Cloud Computing in the Focus of ZendCon 2011

ZendCon 2011, the seventh annual Zend PHP Conference, ended yesterday.
You missed it? Some really interesting live speech recordings are available online…

The front and center theme of this year’s ZendCon was – not very surprisingly – cloud computing. All large web players are now working hard to open their platforms and provide IaaS (Infrastructure as a Service) and PaaS (Platform as a Service) offers that are interesting for a wide scale of projects.

Here are some cloud centric speech recordings from ZendCon 2011 that I really recommend to take a peek at if you are developing for the web. They probably show how you will deploy your work within the not so far future:

PHPcloud – Zend’s Cloud Offer

http://livestre.am/15wcz
Kent Mitchell, Zend’s Director of Product Management
(starting at 1:15:00 after Andy Gutmans’ keynote)

Kent gives an impressive (and risky) live tour through Zend’s upcoming cloud service PHPcloud. It is fully integrated with the new Zend Studio 9 and basically allows to seamlessly deploy your code from your local system into the cloud, providing something like an elastic Zend Server. While PHPcloud is running on Amazon’s AWS it ultimately feels like a system on its own.

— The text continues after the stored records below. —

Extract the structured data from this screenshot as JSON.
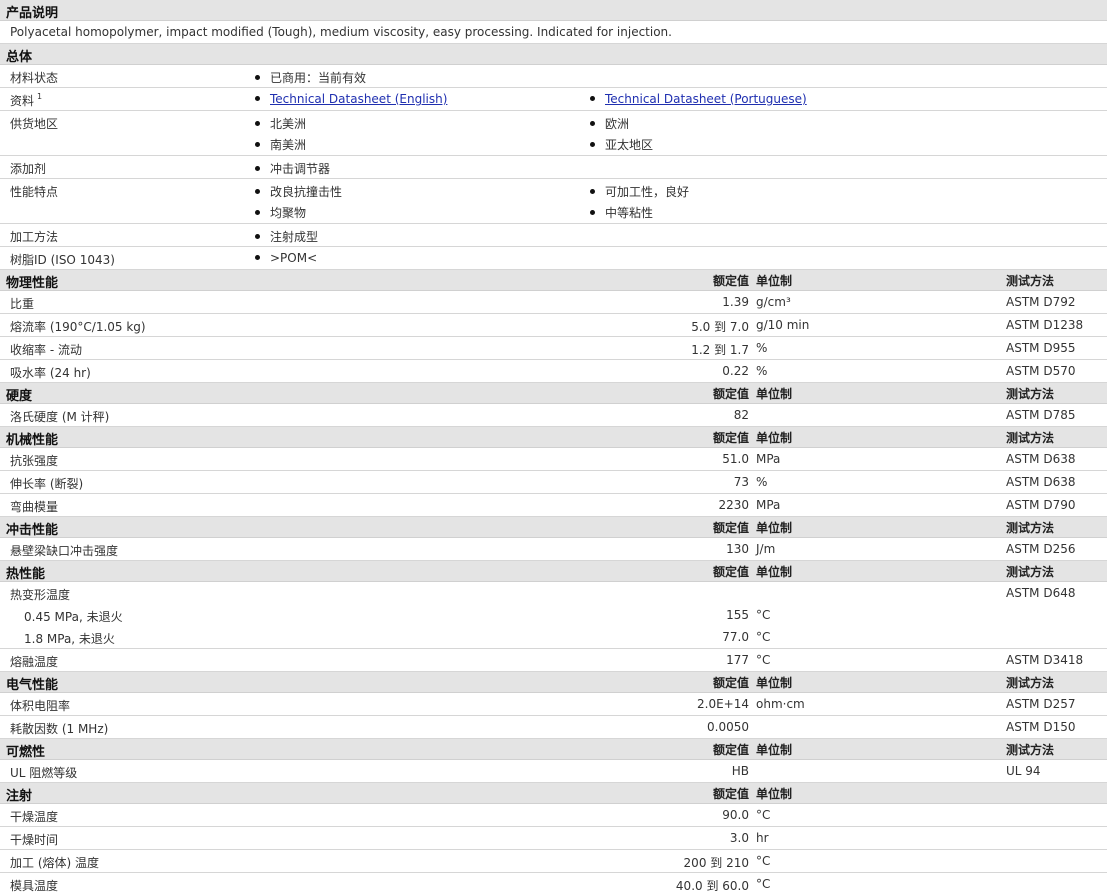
{
  "product_desc": {
    "title": "产品说明",
    "text": "Polyacetal homopolymer, impact modified (Tough), medium viscosity, easy processing. Indicated for injection."
  },
  "general": {
    "title": "总体",
    "material_status": {
      "label": "材料状态",
      "value": "已商用：当前有效"
    },
    "literature": {
      "label": "资料",
      "sup": "1",
      "link1": "Technical Datasheet (English)",
      "link2": "Technical Datasheet (Portuguese)"
    },
    "availability": {
      "label": "供货地区",
      "v1": "北美洲",
      "v2": "欧洲",
      "v3": "南美洲",
      "v4": "亚太地区"
    },
    "additive": {
      "label": "添加剂",
      "value": "冲击调节器"
    },
    "features": {
      "label": "性能特点",
      "v1": "改良抗撞击性",
      "v2": "可加工性，良好",
      "v3": "均聚物",
      "v4": "中等粘性"
    },
    "processing": {
      "label": "加工方法",
      "value": "注射成型"
    },
    "resin_id": {
      "label": "树脂ID (ISO 1043)",
      "value": ">POM<"
    }
  },
  "headers": {
    "nominal": "额定值",
    "unit": "单位制",
    "test": "测试方法"
  },
  "physical": {
    "title": "物理性能",
    "rows": [
      {
        "label": "比重",
        "value": "1.39",
        "unit": "g/cm³",
        "test": "ASTM D792"
      },
      {
        "label": "熔流率 (190°C/1.05 kg)",
        "value": "5.0 到  7.0",
        "unit": "g/10 min",
        "test": "ASTM D1238"
      },
      {
        "label": "收缩率 - 流动",
        "value": "1.2 到  1.7",
        "unit": "%",
        "test": "ASTM D955"
      },
      {
        "label": "吸水率 (24 hr)",
        "value": "0.22",
        "unit": "%",
        "test": "ASTM D570"
      }
    ]
  },
  "hardness": {
    "title": "硬度",
    "rows": [
      {
        "label": "洛氏硬度 (M 计秤)",
        "value": "82",
        "unit": "",
        "test": "ASTM D785"
      }
    ]
  },
  "mechanical": {
    "title": "机械性能",
    "rows": [
      {
        "label": "抗张强度",
        "value": "51.0",
        "unit": "MPa",
        "test": "ASTM D638"
      },
      {
        "label": "伸长率 (断裂)",
        "value": "73",
        "unit": "%",
        "test": "ASTM D638"
      },
      {
        "label": "弯曲模量",
        "value": "2230",
        "unit": "MPa",
        "test": "ASTM D790"
      }
    ]
  },
  "impact": {
    "title": "冲击性能",
    "rows": [
      {
        "label": "悬壁梁缺口冲击强度",
        "value": "130",
        "unit": "J/m",
        "test": "ASTM D256"
      }
    ]
  },
  "thermal": {
    "title": "热性能",
    "hdt": {
      "label": "热变形温度",
      "test": "ASTM D648"
    },
    "hdt1": {
      "label": "0.45 MPa, 未退火",
      "value": "155",
      "unit": "°C"
    },
    "hdt2": {
      "label": "1.8 MPa, 未退火",
      "value": "77.0",
      "unit": "°C"
    },
    "melt": {
      "label": "熔融温度",
      "value": "177",
      "unit": "°C",
      "test": "ASTM D3418"
    }
  },
  "electrical": {
    "title": "电气性能",
    "rows": [
      {
        "label": "体积电阻率",
        "value": "2.0E+14",
        "unit": "ohm·cm",
        "test": "ASTM D257"
      },
      {
        "label": "耗散因数 (1 MHz)",
        "value": "0.0050",
        "unit": "",
        "test": "ASTM D150"
      }
    ]
  },
  "flammability": {
    "title": "可燃性",
    "rows": [
      {
        "label": "UL 阻燃等级",
        "value": "HB",
        "unit": "",
        "test": "UL 94"
      }
    ]
  },
  "injection": {
    "title": "注射",
    "rows": [
      {
        "label": "干燥温度",
        "value": "90.0",
        "unit": "°C",
        "test": ""
      },
      {
        "label": "干燥时间",
        "value": "3.0",
        "unit": "hr",
        "test": ""
      },
      {
        "label": "加工 (熔体) 温度",
        "value": "200 到  210",
        "unit": "°C",
        "test": ""
      },
      {
        "label": "模具温度",
        "value": "40.0 到  60.0",
        "unit": "°C",
        "test": ""
      }
    ]
  }
}
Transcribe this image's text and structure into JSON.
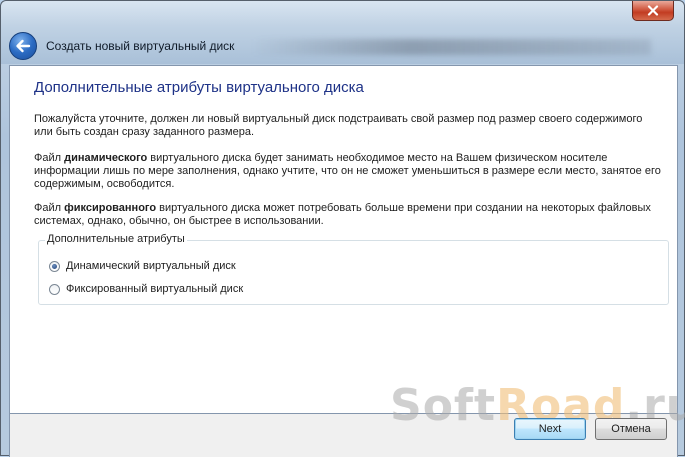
{
  "window": {
    "title": "Создать новый виртуальный диск"
  },
  "content": {
    "heading": "Дополнительные атрибуты виртуального диска",
    "para1": "Пожалуйста уточните, должен ли новый виртуальный диск подстраивать свой размер под размер своего содержимого или быть создан сразу заданного размера.",
    "para2": {
      "prefix": "Файл ",
      "bold": "динамического",
      "rest": " виртуального диска будет занимать необходимое место на Вашем физическом носителе информации лишь по мере заполнения, однако учтите, что он не сможет уменьшиться в размере если место, занятое его содержимым, освободится."
    },
    "para3": {
      "prefix": "Файл ",
      "bold": "фиксированного",
      "rest": " виртуального диска может потребовать больше времени при создании на некоторых файловых системах, однако, обычно, он быстрее в использовании."
    }
  },
  "group": {
    "label": "Дополнительные атрибуты",
    "options": [
      {
        "label": "Динамический виртуальный диск",
        "selected": true
      },
      {
        "label": "Фиксированный виртуальный диск",
        "selected": false
      }
    ]
  },
  "buttons": {
    "next": "Next",
    "cancel": "Отмена"
  },
  "watermark": {
    "part1": "Soft",
    "part2": "Road",
    "part3": ".ru"
  },
  "icons": {
    "back": "back-arrow-icon",
    "close": "close-icon"
  }
}
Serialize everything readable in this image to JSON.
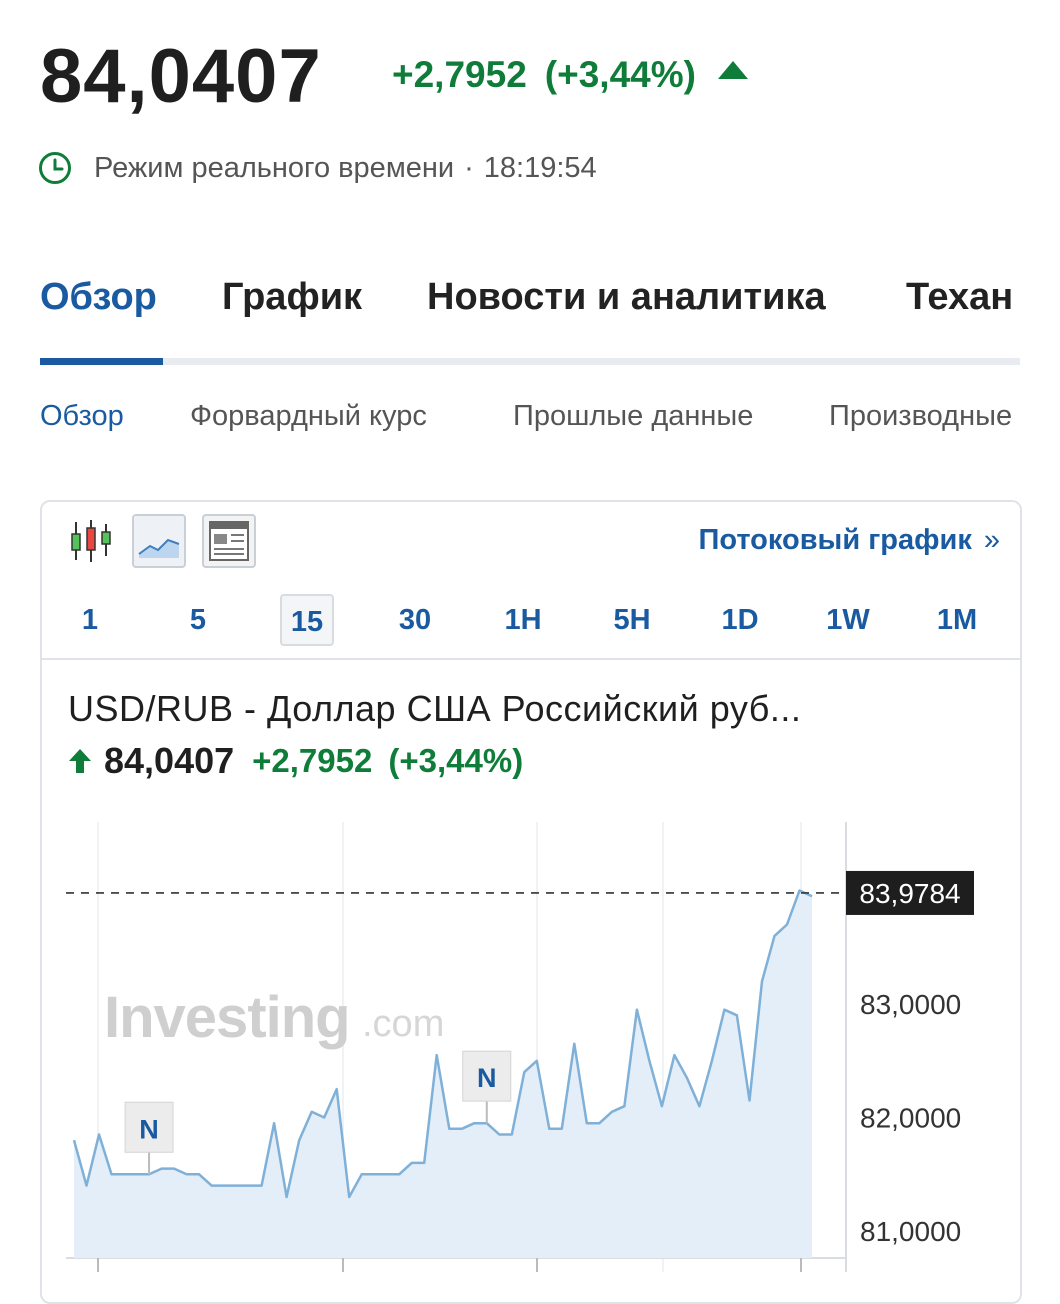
{
  "header": {
    "price": "84,0407",
    "change": "+2,7952",
    "change_pct": "(+3,44%)",
    "realtime_label": "Режим реального времени",
    "separator": "·",
    "time": "18:19:54"
  },
  "main_tabs": [
    "Обзор",
    "График",
    "Новости и аналитика",
    "Техан"
  ],
  "sub_tabs": [
    "Обзор",
    "Форвардный курс",
    "Прошлые данные",
    "Производные"
  ],
  "toolbar": {
    "stream_label": "Потоковый график",
    "stream_chevron": "»",
    "intervals": [
      "1",
      "5",
      "15",
      "30",
      "1H",
      "5H",
      "1D",
      "1W",
      "1M"
    ],
    "active_interval": "15"
  },
  "chart_header": {
    "title": "USD/RUB - Доллар США Российский руб...",
    "price": "84,0407",
    "change": "+2,7952",
    "change_pct": "(+3,44%)"
  },
  "colors": {
    "up_green": "#0f7d39",
    "accent_blue": "#1a5aa0",
    "line_blue": "#7fb0d8",
    "area_fill": "#e3eef8"
  },
  "chart_data": {
    "type": "area",
    "watermark": "Investing.com",
    "y_ticks": [
      "83,0000",
      "82,0000",
      "81,0000"
    ],
    "y_tick_values": [
      83.0,
      82.0,
      81.0
    ],
    "current_label": "83,9784",
    "current_value": 83.9784,
    "news_markers": [
      {
        "label": "N",
        "index": 6
      },
      {
        "label": "N",
        "index": 33
      }
    ],
    "values": [
      81.8,
      81.4,
      81.85,
      81.5,
      81.5,
      81.5,
      81.5,
      81.55,
      81.55,
      81.5,
      81.5,
      81.4,
      81.4,
      81.4,
      81.4,
      81.4,
      81.95,
      81.3,
      81.8,
      82.05,
      82.0,
      82.25,
      81.3,
      81.5,
      81.5,
      81.5,
      81.5,
      81.6,
      81.6,
      82.55,
      81.9,
      81.9,
      81.95,
      81.95,
      81.85,
      81.85,
      82.4,
      82.5,
      81.9,
      81.9,
      82.65,
      81.95,
      81.95,
      82.05,
      82.1,
      82.95,
      82.5,
      82.1,
      82.55,
      82.35,
      82.1,
      82.5,
      82.95,
      82.9,
      82.15,
      83.2,
      83.6,
      83.7,
      84.0,
      83.95
    ]
  }
}
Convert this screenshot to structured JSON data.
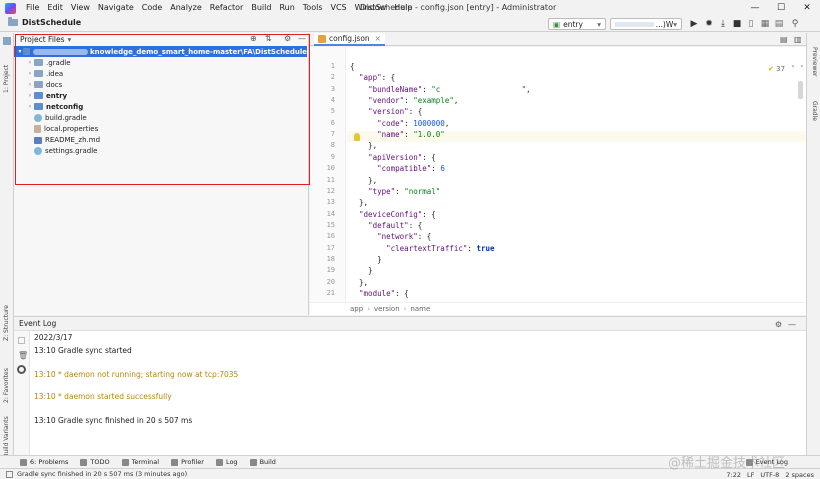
{
  "menu": {
    "items": [
      "File",
      "Edit",
      "View",
      "Navigate",
      "Code",
      "Analyze",
      "Refactor",
      "Build",
      "Run",
      "Tools",
      "VCS",
      "Window",
      "Help"
    ]
  },
  "window_title": "DistSchedule - config.json [entry] - Administrator",
  "window_controls": {
    "minimize": "—",
    "maximize": "☐",
    "close": "✕"
  },
  "toolbar": {
    "project_name": "DistSchedule",
    "run_config": "entry",
    "device_suffix": "...)W"
  },
  "left_tabs": {
    "project": "1: Project",
    "structure": "Z: Structure",
    "favorites": "2: Favorites",
    "variants": "OhosBuild Variants"
  },
  "right_tabs": {
    "previewer": "Previewer",
    "gradle": "Gradle"
  },
  "project_panel": {
    "title": "Project Files",
    "root_label": "knowledge_demo_smart_home-master\\FA\\DistSchedule",
    "items": [
      {
        "name": ".gradle",
        "type": "folder",
        "expandable": true,
        "bold": false
      },
      {
        "name": ".idea",
        "type": "folder",
        "expandable": true,
        "bold": false
      },
      {
        "name": "docs",
        "type": "folder",
        "expandable": true,
        "bold": false
      },
      {
        "name": "entry",
        "type": "module",
        "expandable": true,
        "bold": true
      },
      {
        "name": "netconfig",
        "type": "module",
        "expandable": true,
        "bold": true
      },
      {
        "name": "build.gradle",
        "type": "gradle",
        "expandable": false,
        "bold": false
      },
      {
        "name": "local.properties",
        "type": "properties",
        "expandable": false,
        "bold": false
      },
      {
        "name": "README_zh.md",
        "type": "markdown",
        "expandable": false,
        "bold": false
      },
      {
        "name": "settings.gradle",
        "type": "gradle",
        "expandable": false,
        "bold": false
      }
    ]
  },
  "editor": {
    "tab": "config.json",
    "inspection_count": "37",
    "line_numbers": [
      "1",
      "2",
      "3",
      "4",
      "5",
      "6",
      "7",
      "8",
      "9",
      "10",
      "11",
      "12",
      "13",
      "14",
      "15",
      "16",
      "17",
      "18",
      "19",
      "20",
      "21"
    ],
    "lines": [
      "{",
      "  \"app\": {",
      "    \"bundleName\": \"c                  \",",
      "    \"vendor\": \"example\",",
      "    \"version\": {",
      "      \"code\": 1000000,",
      "      \"name\": \"1.0.0\"",
      "    },",
      "    \"apiVersion\": {",
      "      \"compatible\": 6",
      "    },",
      "    \"type\": \"normal\"",
      "  },",
      "  \"deviceConfig\": {",
      "    \"default\": {",
      "      \"network\": {",
      "        \"cleartextTraffic\": true",
      "      }",
      "    }",
      "  },",
      "  \"module\": {"
    ],
    "breadcrumb": [
      "app",
      "version",
      "name"
    ]
  },
  "event_log": {
    "title": "Event Log",
    "entries": [
      {
        "text": "2022/3/17",
        "level": "info"
      },
      {
        "text": "13:10  Gradle sync started",
        "level": "info"
      },
      {
        "text": "13:10  * daemon not running; starting now at tcp:7035",
        "level": "warn"
      },
      {
        "text": "13:10  * daemon started successfully",
        "level": "warn"
      },
      {
        "text": "13:10  Gradle sync finished in 20 s 507 ms",
        "level": "info"
      }
    ]
  },
  "bottom_tools": [
    "6: Problems",
    "TODO",
    "Terminal",
    "Profiler",
    "Log",
    "Build"
  ],
  "status": {
    "message": "Gradle sync finished in 20 s 507 ms (3 minutes ago)",
    "position": "7:22",
    "line_ending": "LF",
    "encoding": "UTF-8",
    "indent": "2 spaces",
    "event_log_label": "Event Log"
  },
  "watermark": "@稀土掘金技术社区",
  "colors": {
    "selection": "#2f6fe0",
    "highlight_box": "#e02020",
    "string": "#067d17",
    "number": "#1750eb",
    "key": "#660e7a"
  }
}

AWS – Amazon’s Cloud Offer

http://livestre.am/15we3
Jeff Barr, Amazon Web Services Evangelist
(spare yourself the trivial history lecturing and start at 29:00 where it gets interesting!)

After a really verbose half hour prelude Jeff finally gets to the real stuff and demonstrates some basics of the Amazon cloud service AWS and here it really gets interesting. He shows how to define and deploy a complete web server infrastructure by uploading some simple JSON configuration file. This includes server instances, storage, networking, load watchers and load balancers,… While this infrastructure is virtual it works very much like physical hardware, but scales seamlessly with the server load and ramps up within seconds. Infrastructure changes can take place within minutes instead of days or weeks. Cost starts as low as 0,02 USD/hour (~15 USD/month) for a “Micro” instance. (Be warned though that Micro is actually a very small server with less than 1 Gb of memory that has no elasticity whatsoever. Most additional features will bring extra cost, so when you really wanna go cloud you will easily end up with some 100 bucks/month.)

Stratus – eBay’s Cloud Offer

http://livestre.am/15we1
Hugh E. Williams, ebay’s Vice President of Search, Experience and Platforms
(starting at 06:20)

If you wanna learn about how to deliver an impressive dynamic speech that absorbs the audience, have a look at this one!

Hugh delivers extremely interesting details about the technology behind eBay. They are shifting towards an IT service company that combines proprietary commerce solutions with Open Source solutions (see www.ebayopensource.org) in a hybrid approach. eBay’s cloud service Stratus will be launched in the near future.

Hugh has a great way of explaining how the internal hardware provisioning at eBay has changed over the last decade and now opens up to become a public cloud service offer. If you have not yet understood what IaaS and PaaS do mean, this speech is your entry into the subject!